When I was beginning my journalism career in the 1970s, my friends and I had a cynical rule: Don't apply to a newspaper if you saw the same names in bylines and photo credits. You see, we all wanted to be reporters, and the idea of having to lug cameras around struck us as distracting.
Those days are over. Today journalists have to be multimedia specialists, whether they're working for newspapers, television stations, radio stations or Web sites. This morning I offer two examples from the Boston Globe.
The first is this three-and-a-half-minute video report on Idene Wilkerson — "Ma Siss," as she is known. Ma Siss and the evangelical church she has built in Dorchester is the subject of a four-part series by reporter Michael Paulson and photographer Pat Greenhouse that debuts today.
The video offers a sense of you-are-there that you just can't get from text. But please notice the credits: "Produced by Scott LaPierre and Michael Paulson." LaPierre is on staff at Boston.com, the Globe's online operation. And Paulson's job wasn't done once the desk has finished editing his words.
My second example is a feature by reporter Peter Schworm and photographers Dina Rudick and Dominic Chavez on the "slow session" of Irish music held every Monday evening at the Green Briar pub in Brighton.
These days, the idea of covering such a story without letting you hear the music would be ludicrous. And so the Web version of the story is accompanied by an audio slide show. Check out the credits. Who captured the audio? Peter Schworm.
Please note what I am not saying. Journalists whose primary job is to write for print or for the Web are not necessarily going to have to become multimedia experts, shooting and editing video, assembling narrated photo packages and the like. (Most of those tasks are certainly beyond my capabilities.)
But in addition to working with photographers, text journalists are working with online journalists. And even if text journalists don't know how to put together such presentations on their own, they're certainly going to have to understand what multimedia journalism offers to those folks whom we should no longer refer to as "readers."

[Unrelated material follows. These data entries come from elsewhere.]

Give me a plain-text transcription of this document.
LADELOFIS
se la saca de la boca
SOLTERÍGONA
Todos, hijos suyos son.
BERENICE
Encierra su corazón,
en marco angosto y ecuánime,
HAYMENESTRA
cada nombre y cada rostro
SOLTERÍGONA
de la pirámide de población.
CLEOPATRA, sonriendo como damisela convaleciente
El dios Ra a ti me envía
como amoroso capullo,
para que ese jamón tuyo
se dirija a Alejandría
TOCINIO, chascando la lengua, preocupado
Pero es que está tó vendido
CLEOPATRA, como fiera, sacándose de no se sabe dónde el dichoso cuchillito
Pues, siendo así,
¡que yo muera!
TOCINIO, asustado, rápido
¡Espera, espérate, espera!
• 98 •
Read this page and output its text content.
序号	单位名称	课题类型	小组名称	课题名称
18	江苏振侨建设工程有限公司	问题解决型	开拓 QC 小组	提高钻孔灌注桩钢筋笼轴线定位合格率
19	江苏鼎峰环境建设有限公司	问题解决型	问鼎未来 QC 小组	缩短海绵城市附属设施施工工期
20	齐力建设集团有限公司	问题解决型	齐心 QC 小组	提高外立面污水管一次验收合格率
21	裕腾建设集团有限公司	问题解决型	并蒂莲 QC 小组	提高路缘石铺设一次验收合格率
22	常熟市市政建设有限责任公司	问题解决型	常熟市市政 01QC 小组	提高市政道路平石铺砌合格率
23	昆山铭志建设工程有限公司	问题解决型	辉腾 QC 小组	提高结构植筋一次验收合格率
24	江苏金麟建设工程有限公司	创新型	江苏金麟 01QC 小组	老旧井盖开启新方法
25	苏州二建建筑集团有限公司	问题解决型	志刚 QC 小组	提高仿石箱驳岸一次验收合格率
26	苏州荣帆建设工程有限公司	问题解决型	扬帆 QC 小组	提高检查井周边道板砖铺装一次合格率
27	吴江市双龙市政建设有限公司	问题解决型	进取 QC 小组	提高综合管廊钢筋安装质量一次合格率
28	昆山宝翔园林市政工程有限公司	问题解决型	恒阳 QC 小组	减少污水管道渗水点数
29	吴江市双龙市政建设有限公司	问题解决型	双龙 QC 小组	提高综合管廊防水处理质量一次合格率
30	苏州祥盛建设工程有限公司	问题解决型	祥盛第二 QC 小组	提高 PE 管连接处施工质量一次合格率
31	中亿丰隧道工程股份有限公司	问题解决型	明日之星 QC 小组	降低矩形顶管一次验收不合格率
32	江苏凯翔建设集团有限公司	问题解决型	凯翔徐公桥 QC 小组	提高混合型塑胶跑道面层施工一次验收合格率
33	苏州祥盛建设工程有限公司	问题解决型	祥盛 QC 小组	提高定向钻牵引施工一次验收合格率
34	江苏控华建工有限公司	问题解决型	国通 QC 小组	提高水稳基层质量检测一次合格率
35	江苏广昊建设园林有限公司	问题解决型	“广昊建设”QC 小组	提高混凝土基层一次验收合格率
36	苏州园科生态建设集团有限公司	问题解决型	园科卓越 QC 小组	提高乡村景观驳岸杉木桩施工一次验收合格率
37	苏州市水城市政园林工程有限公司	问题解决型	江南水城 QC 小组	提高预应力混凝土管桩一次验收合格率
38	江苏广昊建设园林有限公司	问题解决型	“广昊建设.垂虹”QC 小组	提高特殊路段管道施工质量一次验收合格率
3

More: Since I first posted this item, I've heard from a couple of people who've quite properly pointed out that I'm talking about large news organizations here. Increasingly, reporters at community weeklies — the kinds of places where most young journalists start out — are being handed inexpensive video cameras and told to go forth and produce, using software such as Apple's iMovie or Microsoft's Movie Maker. Although young journalists are often taught such skills on the job, if you can pick them up before you're hired, you'll have an advantage.